We know that many white people, awakened to this injustice are quick to waltz in and offer a solution. It’s what we do, infused as we are with a culture of white supremacy. We’re the ones in charge, right? We can fix this. Actually, no. We are, in fact, clueless: too preoccupied with ourselves to be of much use to anyone. Until we’re ready to listen.
And it’s here that Tagore’s words come back to me: It comes to understanding our duty. To be of service, to be of use to the movement of Black Lives Matter, we need to be present to receive, then to accept what we receive and let it work on us, let it change us. This is a duty that no one imposed on me; it is a duty that my heart declares, that is core to my identity. And a way I can frame it is with our first principle: I affirm the inherent worth and dignity of every person.

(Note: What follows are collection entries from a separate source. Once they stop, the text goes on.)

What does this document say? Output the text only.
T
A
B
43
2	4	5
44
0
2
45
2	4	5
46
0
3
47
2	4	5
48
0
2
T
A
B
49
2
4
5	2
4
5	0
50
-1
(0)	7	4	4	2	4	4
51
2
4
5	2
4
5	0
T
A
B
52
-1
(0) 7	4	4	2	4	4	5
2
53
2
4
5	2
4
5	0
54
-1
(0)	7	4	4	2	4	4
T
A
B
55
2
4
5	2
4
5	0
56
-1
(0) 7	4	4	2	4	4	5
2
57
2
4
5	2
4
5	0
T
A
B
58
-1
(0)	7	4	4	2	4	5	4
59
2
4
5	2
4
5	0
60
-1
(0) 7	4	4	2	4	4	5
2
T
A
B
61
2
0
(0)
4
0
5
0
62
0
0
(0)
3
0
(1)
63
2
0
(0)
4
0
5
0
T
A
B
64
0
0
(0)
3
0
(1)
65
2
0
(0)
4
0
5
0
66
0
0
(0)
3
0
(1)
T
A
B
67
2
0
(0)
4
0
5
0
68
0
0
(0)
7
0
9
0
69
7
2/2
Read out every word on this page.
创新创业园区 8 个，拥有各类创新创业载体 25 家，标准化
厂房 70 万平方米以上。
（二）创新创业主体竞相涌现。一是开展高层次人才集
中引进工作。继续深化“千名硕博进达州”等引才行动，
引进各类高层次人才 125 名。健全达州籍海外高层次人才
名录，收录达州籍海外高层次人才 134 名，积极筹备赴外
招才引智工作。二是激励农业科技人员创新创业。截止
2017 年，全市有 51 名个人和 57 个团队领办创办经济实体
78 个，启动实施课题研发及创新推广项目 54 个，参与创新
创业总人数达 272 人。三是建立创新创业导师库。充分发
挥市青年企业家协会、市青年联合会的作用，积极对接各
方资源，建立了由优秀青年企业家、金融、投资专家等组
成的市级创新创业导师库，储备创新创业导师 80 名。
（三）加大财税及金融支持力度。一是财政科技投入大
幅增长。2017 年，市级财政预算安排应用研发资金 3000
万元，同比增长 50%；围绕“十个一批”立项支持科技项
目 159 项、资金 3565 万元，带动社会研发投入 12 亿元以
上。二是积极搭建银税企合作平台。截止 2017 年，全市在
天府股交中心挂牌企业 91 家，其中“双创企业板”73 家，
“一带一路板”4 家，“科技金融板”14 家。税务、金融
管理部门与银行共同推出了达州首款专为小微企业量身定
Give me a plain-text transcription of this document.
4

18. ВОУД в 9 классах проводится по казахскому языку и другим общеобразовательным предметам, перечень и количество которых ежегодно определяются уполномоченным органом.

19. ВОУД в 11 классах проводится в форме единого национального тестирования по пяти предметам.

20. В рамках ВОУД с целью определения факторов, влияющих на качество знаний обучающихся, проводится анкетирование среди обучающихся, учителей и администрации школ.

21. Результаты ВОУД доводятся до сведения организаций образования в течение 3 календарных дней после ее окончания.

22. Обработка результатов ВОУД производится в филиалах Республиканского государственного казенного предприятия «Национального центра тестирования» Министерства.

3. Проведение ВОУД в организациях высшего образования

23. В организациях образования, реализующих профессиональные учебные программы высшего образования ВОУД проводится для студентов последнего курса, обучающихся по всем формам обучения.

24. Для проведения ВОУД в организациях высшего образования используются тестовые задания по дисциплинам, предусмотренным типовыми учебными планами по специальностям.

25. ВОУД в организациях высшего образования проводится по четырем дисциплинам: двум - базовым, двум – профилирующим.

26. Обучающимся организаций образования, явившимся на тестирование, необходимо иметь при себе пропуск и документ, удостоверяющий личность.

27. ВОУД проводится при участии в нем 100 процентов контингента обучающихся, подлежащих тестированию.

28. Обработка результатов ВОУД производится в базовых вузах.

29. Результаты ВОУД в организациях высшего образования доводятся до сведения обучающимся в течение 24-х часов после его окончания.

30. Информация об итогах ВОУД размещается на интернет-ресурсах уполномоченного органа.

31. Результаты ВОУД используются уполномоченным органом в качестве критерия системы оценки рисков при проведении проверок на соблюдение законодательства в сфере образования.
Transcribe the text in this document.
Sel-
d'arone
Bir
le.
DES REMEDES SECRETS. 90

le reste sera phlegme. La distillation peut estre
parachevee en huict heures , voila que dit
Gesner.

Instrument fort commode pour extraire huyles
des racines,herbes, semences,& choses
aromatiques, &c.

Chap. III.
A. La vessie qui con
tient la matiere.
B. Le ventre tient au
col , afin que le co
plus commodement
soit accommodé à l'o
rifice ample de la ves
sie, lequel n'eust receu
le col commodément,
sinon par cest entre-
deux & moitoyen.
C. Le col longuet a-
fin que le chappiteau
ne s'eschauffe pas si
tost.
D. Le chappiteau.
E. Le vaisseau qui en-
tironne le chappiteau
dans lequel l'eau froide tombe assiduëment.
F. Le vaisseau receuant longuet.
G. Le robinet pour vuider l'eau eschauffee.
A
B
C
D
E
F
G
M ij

If I hold to that principle, I need to learn to get over myself and attend to the other, listen to those under the knee of oppression, and commit myself to helping to undo that oppression. As Mohandas Gandhi put it, we must be, we must embody the change we want to see in the world.
In recent weeks, I’ve been working at listening, receiving so that when I act it will be from a place of greater understanding. And it does give me hope, and not only hope but joy, joy in the conviction that I am living aligned with my values, living fully, authentically. I have no expectation that change will come tomorrow, but I do trust that I am walking the path to real change, and in the company of those committed to this change. Each step takes me a little further. I look forward to walking with you.